STORAGE DISEASES (PEARLS)

The storage diseases usually present later in infancy, or early in childhood, with SLOWLY PROGRESSIVE issues. This is because it takes months to years for the intra-organ build-up of metabolites to occur.

• GLYCOGEN STORAGE DISEASES I (GSD I): This presents during fasting, or when a child’s meals have been spread out. In an older child it may present when s/he is sleeping more.

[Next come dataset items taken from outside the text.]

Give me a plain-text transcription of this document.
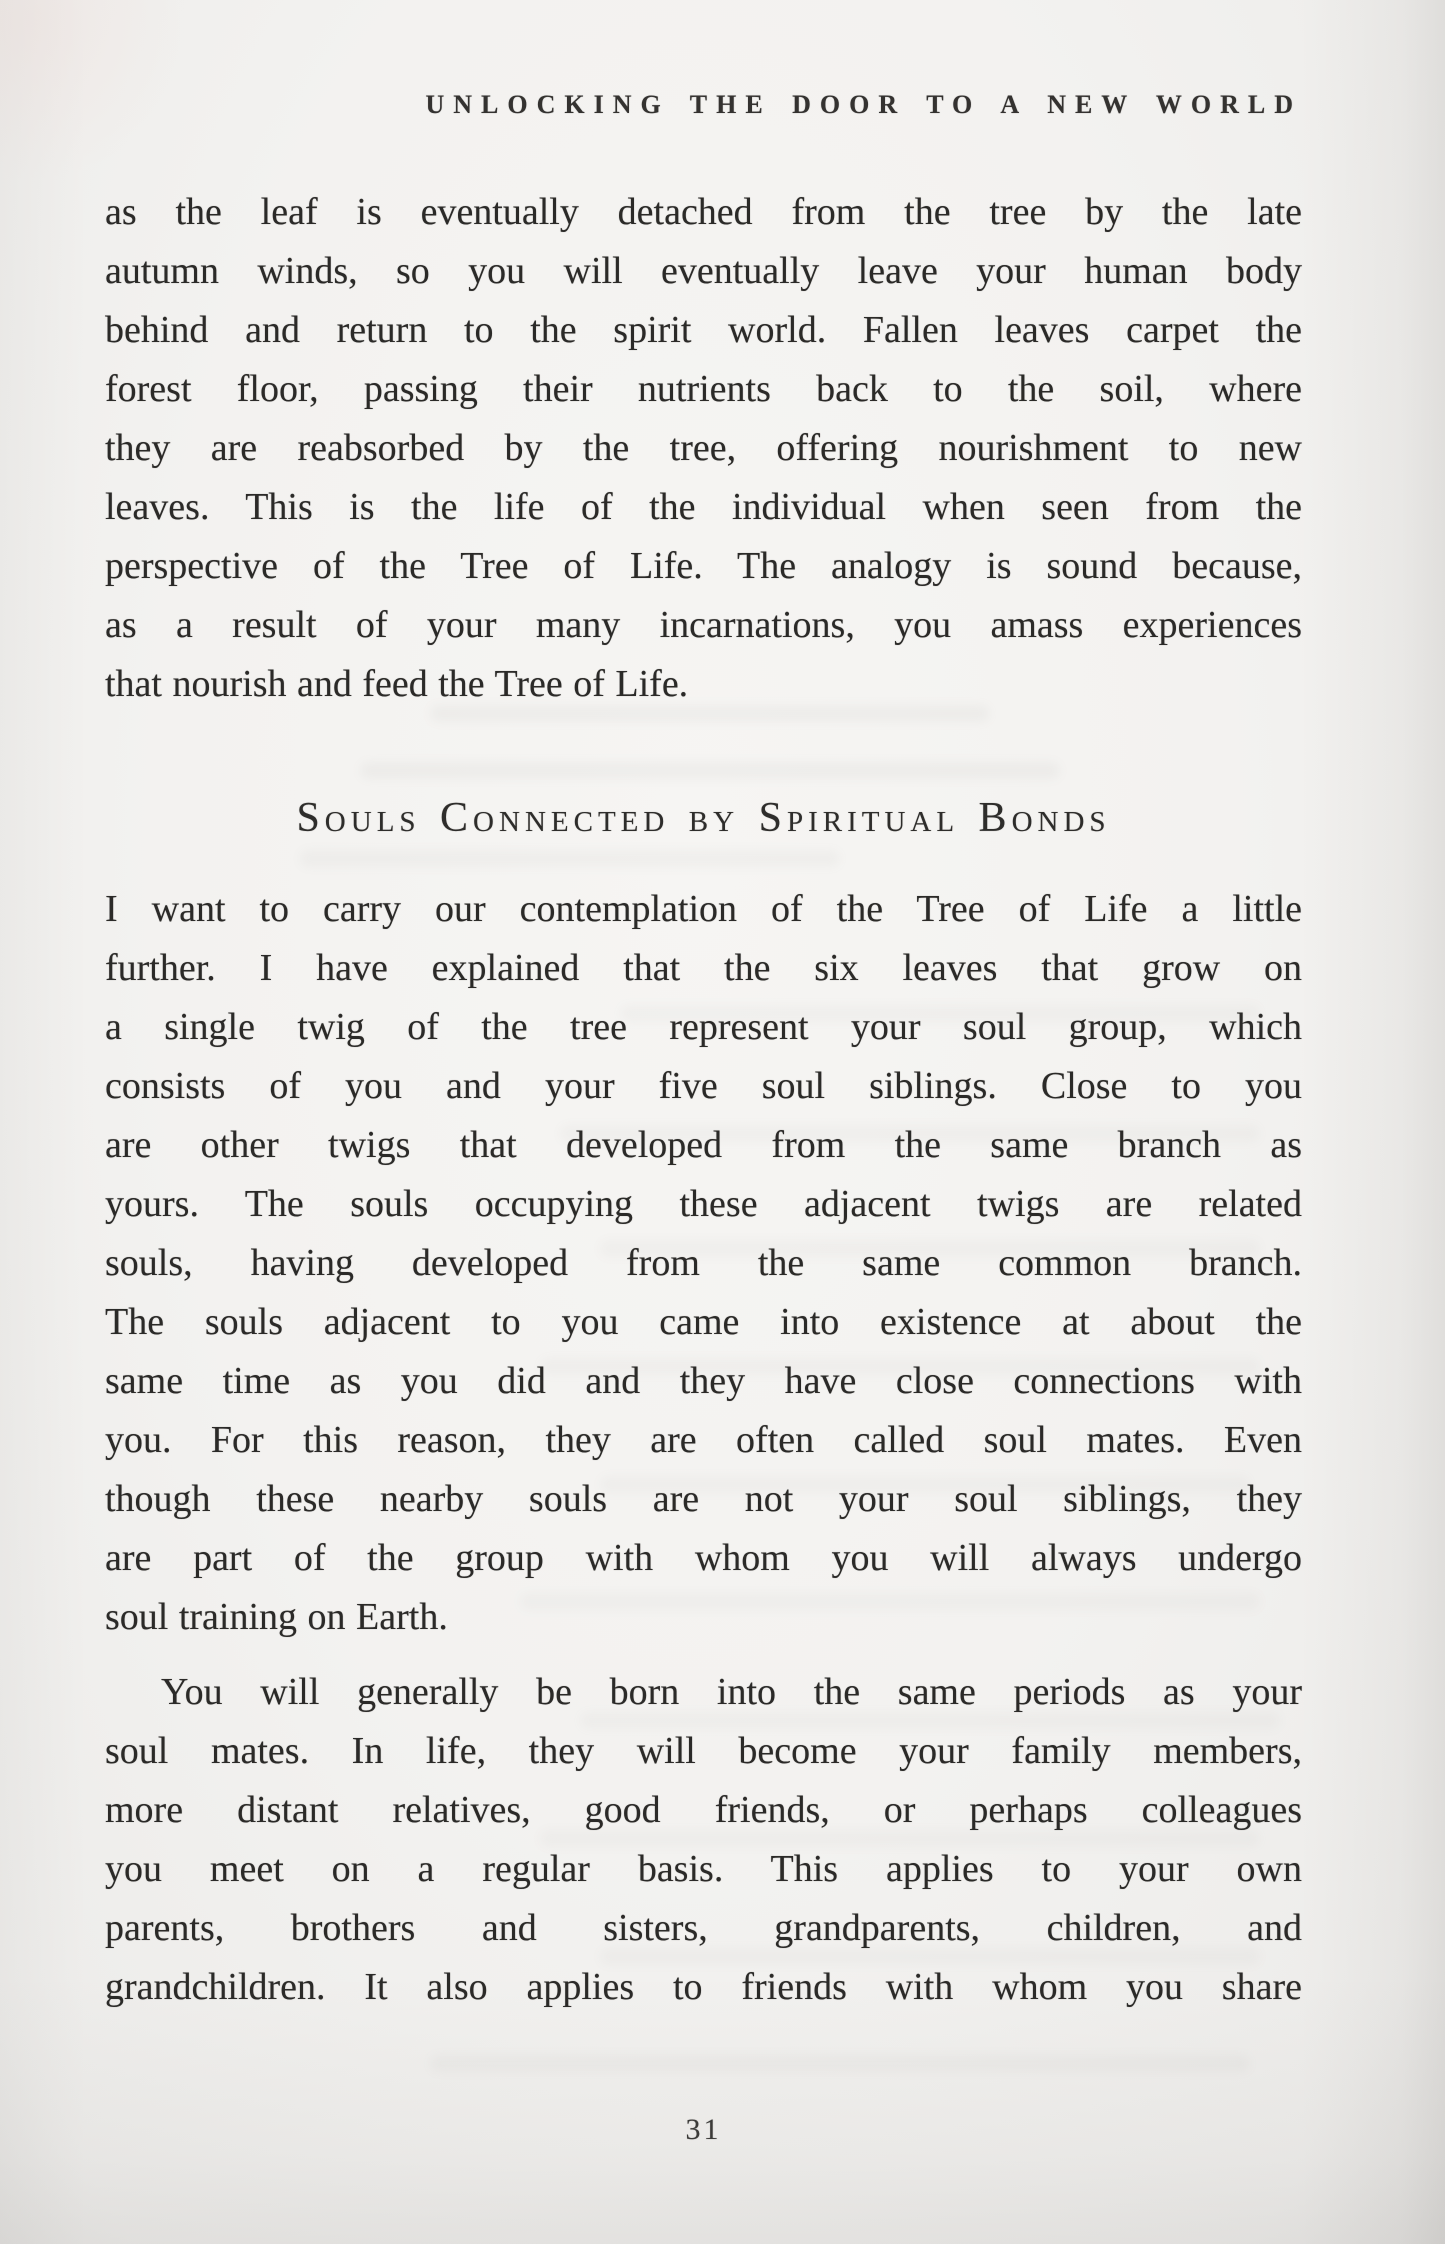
UNLOCKING THE DOOR TO A NEW WORLD
as the leaf is eventually detached from the tree by the late
autumn winds, so you will eventually leave your human body
behind and return to the spirit world. Fallen leaves carpet the
forest floor, passing their nutrients back to the soil, where
they are reabsorbed by the tree, offering nourishment to new
leaves. This is the life of the individual when seen from the
perspective of the Tree of Life. The analogy is sound because,
as a result of your many incarnations, you amass experiences
that nourish and feed the Tree of Life.
Souls Connected by Spiritual Bonds
I want to carry our contemplation of the Tree of Life a little
further. I have explained that the six leaves that grow on
a single twig of the tree represent your soul group, which
consists of you and your five soul siblings. Close to you
are other twigs that developed from the same branch as
yours. The souls occupying these adjacent twigs are related
souls, having developed from the same common branch.
The souls adjacent to you came into existence at about the
same time as you did and they have close connections with
you. For this reason, they are often called soul mates. Even
though these nearby souls are not your soul siblings, they
are part of the group with whom you will always undergo
soul training on Earth.
You will generally be born into the same periods as your
soul mates. In life, they will become your family members,
more distant relatives, good friends, or perhaps colleagues
you meet on a regular basis. This applies to your own
parents, brothers and sisters, grandparents, children, and
grandchildren. It also applies to friends with whom you share
31
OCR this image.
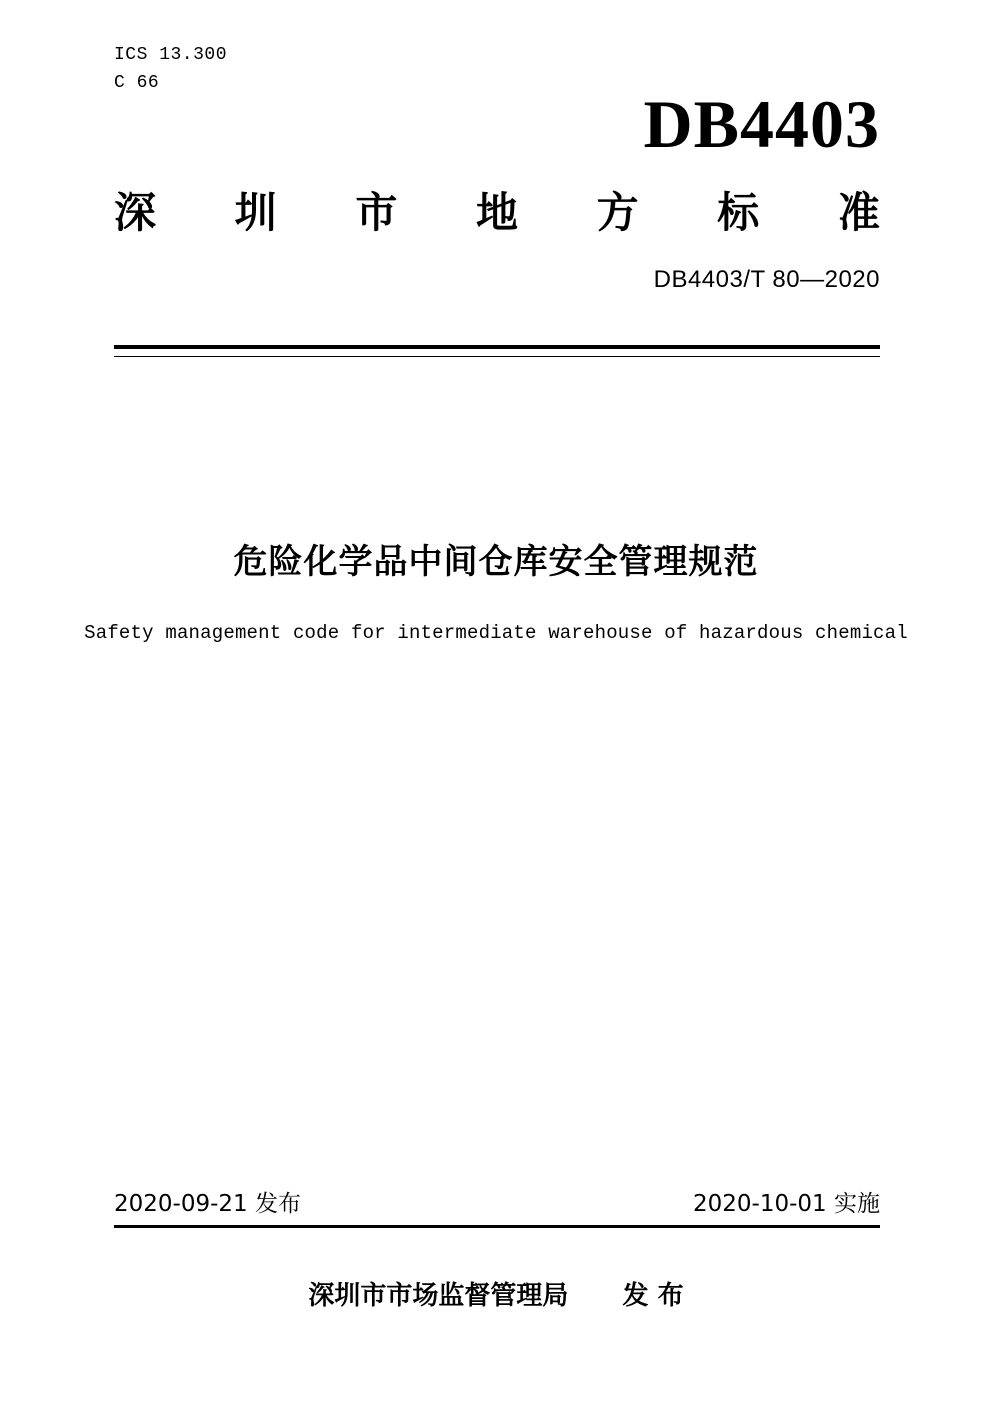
ICS 13.300
C 66
DB4403
深 圳 市 地 方 标 准
DB4403/T 80—2020
危险化学品中间仓库安全管理规范
Safety management code for intermediate warehouse of hazardous chemical
2020-09-21 发布	2020-10-01 实施
深圳市市场监督管理局 发 布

MITOCHONDRIAL DISORDERS (PEARLS)

Elevated lactic acid and pyruvate are great markers for mitochondrial disorders. These disorders have to do with fat or carbohydrate metabolism, and the patients are often dependent on anaerobic metabolism (AKA anaerobic respiration) at the time of presentation. The patient will also have increased URIC ACID because s/he depends on protein for energy. Can have hepatomegaly; if so, think mitochondrial issues = GSD I (+ketones) or FA metabolism (no ketones).

AMINO ACIDOPATHIES (PEARLS)

Amino acidopathies occur when isolated amino acids cannot be broken down. Since the problem is limited to only a particular amino acid, there is no significant elevation in ammonia levels. Also, there is no acidosis because there are no fuel issues (carbohydrate and fat metabolism are working fine).

• MAPLE SYRUP URINE DISEASE(MSUD): This one is an exception and does result in hypoglycemia, hyper­am­mo­nemia, and acidosis. Symptoms start the very first week and progress to severe neurological issues within 2–3 weeks if left untreated (encephalopathy, seizures). The baby’s urine will smell like maple syrup.